After about 10 minutes, she whispered to me to help her back up the stairs to her room. I did.

As we were walking up the stairs, she looked at me, tears welling in her eyes and mine, and said, "I don't believe I'm ever going to make it down these stairs again."

Six days later, she was dead.

And that, for the past 35 years, has been my Christmas memory. Like many other people who've faced tragedy at this time of year, I battle that memory every year as I face the holidays.

My sister Anne was part big sister, big brother, mother and father. She was the "go to" person in my life when the sledding got tough. Her death didn't make sense to me, a 19-year-old who, as many teens do, thought the world revolved around me.

Truth be known, it took me about two decades to gain some perspective and to realize that while that memory was seared into my consciousness, it didn't need to pull me so far down. At some point, I realized that reliving the sorrow of the past was robbing me of the joy of the present.

Watching my own kids marvel at the joys of Christmas helped, as did building our own holiday traditions. So did counseling, faith, and a wife who pushed, prodded and cajoled me to work through this tough case of the holiday blues.

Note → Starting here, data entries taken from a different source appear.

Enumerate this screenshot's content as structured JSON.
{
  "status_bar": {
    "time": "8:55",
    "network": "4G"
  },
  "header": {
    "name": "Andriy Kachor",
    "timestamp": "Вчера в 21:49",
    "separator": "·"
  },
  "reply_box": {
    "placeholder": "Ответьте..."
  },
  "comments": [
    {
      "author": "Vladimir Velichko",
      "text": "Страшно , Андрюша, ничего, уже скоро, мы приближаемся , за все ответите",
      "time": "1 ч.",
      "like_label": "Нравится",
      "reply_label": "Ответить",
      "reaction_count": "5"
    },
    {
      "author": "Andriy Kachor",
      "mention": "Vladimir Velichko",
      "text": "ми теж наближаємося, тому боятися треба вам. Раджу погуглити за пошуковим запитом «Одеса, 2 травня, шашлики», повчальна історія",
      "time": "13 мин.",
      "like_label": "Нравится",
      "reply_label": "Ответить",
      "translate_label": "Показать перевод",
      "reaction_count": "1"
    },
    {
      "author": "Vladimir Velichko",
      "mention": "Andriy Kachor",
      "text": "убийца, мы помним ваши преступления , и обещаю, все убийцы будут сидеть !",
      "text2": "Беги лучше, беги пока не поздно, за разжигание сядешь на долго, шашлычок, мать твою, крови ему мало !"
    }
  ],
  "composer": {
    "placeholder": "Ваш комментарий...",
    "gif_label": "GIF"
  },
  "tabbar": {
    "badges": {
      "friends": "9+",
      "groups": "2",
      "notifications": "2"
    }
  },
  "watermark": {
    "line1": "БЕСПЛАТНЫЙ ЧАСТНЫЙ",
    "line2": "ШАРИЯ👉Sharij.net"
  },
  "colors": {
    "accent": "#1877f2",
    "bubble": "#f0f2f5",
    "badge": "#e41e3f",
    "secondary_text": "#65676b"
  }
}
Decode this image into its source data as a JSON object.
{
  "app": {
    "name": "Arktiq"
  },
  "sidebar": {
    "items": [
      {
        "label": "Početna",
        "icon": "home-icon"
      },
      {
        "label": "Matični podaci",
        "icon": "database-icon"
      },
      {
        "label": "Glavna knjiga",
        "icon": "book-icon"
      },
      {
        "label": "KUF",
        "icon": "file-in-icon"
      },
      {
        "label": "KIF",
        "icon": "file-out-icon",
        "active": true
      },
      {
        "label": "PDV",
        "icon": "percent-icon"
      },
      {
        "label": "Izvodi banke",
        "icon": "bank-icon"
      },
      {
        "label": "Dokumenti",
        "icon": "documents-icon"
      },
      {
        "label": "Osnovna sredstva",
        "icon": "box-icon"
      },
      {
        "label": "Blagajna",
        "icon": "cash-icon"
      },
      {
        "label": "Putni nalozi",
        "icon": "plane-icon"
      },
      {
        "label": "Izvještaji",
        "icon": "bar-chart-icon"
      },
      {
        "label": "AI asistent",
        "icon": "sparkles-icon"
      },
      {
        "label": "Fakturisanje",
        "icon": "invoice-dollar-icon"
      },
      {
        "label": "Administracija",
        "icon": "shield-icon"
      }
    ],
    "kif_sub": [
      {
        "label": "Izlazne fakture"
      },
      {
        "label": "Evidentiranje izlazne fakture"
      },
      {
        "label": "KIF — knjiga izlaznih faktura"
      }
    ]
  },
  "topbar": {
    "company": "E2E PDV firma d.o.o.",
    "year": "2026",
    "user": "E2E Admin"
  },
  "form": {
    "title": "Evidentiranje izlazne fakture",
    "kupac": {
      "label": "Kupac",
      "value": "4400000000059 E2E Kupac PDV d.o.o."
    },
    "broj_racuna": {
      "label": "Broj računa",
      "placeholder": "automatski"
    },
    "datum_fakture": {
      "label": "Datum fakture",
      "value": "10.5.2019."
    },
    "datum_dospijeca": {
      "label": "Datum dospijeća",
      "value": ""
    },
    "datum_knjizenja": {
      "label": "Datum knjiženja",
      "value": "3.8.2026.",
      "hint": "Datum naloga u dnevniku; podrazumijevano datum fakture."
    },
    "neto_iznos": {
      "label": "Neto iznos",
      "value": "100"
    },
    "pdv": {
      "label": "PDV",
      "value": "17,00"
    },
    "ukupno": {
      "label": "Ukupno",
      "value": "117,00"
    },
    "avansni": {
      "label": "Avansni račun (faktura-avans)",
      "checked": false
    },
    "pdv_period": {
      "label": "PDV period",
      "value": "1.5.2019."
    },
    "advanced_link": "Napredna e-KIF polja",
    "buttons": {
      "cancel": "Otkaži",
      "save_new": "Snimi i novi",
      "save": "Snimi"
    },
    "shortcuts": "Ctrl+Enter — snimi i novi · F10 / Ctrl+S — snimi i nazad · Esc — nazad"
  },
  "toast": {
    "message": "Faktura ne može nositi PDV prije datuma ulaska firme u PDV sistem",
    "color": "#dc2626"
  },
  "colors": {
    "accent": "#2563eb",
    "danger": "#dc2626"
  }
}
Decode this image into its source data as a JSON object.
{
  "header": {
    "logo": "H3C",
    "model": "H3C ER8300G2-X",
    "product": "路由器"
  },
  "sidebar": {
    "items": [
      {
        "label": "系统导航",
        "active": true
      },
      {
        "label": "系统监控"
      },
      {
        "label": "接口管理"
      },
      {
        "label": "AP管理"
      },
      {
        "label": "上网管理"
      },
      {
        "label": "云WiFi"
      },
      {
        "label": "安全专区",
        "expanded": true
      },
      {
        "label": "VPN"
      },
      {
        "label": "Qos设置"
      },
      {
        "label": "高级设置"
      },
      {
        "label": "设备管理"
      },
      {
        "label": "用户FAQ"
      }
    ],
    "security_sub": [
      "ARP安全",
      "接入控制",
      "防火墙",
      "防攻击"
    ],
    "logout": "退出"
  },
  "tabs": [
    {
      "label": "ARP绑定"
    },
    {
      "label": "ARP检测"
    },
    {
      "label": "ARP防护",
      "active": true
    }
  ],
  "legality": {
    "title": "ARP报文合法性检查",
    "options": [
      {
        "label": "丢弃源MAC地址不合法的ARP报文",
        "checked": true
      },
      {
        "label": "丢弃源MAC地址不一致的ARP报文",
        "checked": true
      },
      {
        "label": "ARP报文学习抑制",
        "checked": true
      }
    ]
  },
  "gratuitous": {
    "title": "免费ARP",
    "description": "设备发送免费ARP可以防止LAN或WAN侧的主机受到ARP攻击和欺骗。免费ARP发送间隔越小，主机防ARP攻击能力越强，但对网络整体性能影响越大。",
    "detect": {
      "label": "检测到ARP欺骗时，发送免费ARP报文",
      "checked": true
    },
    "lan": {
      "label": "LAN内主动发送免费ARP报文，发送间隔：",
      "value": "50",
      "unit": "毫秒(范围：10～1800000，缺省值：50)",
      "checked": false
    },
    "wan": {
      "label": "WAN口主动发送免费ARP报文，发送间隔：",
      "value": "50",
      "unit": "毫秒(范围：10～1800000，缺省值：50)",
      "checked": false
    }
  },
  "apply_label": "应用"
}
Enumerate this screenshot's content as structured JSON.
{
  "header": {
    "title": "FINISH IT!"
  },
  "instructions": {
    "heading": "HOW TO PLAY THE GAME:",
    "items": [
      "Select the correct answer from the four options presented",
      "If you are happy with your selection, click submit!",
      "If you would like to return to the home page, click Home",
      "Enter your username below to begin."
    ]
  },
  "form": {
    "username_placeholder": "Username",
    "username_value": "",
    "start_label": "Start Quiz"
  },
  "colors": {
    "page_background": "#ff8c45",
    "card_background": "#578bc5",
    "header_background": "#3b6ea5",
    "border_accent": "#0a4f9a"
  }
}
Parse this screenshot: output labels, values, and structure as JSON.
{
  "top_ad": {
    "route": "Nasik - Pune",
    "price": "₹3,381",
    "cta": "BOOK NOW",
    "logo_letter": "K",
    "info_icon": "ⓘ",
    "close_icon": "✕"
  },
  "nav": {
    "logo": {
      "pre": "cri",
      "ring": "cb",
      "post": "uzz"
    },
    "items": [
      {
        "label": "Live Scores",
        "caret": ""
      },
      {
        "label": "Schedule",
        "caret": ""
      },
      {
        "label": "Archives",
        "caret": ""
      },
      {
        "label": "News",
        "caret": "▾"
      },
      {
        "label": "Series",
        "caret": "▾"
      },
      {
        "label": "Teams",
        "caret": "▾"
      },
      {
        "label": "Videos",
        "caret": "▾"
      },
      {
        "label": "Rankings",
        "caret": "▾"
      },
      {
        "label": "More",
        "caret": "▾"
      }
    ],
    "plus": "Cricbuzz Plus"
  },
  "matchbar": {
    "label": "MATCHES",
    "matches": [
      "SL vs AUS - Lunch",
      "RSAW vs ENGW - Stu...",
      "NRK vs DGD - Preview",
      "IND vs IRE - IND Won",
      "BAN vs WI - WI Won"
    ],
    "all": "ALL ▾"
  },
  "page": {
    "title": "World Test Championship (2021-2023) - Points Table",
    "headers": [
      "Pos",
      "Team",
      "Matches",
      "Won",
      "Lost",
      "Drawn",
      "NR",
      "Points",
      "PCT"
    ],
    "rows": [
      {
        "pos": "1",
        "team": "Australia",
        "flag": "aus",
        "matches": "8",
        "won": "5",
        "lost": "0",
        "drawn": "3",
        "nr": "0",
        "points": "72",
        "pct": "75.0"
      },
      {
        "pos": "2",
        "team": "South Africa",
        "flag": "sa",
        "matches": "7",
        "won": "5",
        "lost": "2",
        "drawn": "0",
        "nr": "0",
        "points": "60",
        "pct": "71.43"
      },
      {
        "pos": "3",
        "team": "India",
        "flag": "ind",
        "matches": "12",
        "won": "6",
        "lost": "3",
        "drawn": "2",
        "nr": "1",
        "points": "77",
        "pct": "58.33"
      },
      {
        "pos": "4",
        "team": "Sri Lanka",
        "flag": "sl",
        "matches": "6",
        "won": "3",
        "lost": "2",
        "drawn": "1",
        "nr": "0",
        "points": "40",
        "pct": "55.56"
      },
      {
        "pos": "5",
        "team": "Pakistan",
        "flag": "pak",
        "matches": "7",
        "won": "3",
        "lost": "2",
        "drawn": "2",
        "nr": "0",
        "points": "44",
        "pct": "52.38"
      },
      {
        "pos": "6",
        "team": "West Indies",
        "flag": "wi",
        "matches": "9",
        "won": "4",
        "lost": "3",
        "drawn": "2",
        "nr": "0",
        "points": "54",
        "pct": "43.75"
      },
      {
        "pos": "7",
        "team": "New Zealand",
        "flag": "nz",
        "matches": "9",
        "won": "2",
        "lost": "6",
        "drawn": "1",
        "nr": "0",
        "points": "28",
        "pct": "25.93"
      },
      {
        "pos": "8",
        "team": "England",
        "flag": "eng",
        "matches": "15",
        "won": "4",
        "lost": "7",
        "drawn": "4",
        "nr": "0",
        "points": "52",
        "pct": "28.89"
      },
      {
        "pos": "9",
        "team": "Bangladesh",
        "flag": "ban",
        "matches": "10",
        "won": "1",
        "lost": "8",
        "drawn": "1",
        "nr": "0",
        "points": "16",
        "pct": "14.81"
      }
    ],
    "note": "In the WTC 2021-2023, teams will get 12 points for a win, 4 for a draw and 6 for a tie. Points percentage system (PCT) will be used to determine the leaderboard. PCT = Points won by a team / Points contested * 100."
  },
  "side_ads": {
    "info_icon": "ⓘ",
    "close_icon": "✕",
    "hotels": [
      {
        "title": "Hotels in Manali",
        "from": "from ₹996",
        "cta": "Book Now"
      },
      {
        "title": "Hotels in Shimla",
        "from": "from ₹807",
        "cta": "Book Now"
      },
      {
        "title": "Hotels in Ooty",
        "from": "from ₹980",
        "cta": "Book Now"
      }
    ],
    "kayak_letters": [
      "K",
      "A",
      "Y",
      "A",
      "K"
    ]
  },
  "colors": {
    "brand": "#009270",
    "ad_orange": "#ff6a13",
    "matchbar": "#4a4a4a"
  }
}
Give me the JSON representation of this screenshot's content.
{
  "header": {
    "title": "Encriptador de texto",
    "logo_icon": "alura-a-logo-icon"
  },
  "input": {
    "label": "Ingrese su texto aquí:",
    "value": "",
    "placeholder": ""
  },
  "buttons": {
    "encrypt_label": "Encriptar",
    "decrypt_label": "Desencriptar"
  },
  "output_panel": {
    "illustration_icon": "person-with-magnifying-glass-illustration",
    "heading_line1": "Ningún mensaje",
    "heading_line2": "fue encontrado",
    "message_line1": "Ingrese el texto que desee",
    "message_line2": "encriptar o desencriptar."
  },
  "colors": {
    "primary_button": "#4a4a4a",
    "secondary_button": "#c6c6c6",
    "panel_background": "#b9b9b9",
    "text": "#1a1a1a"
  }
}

I'll never forget that Christmas 35 years ago, but for the past few years, I've been able to love and embrace the holiday season again.

It's a time for friends and family, and a period to contemplate peace and good will. It's a time to remember lost loved ones, and to cherish the memories, but not get lost in the sorrow and pity.

It's taken a long, long time, but I believe I can finally, honestly say, "Happy, happy holidays!"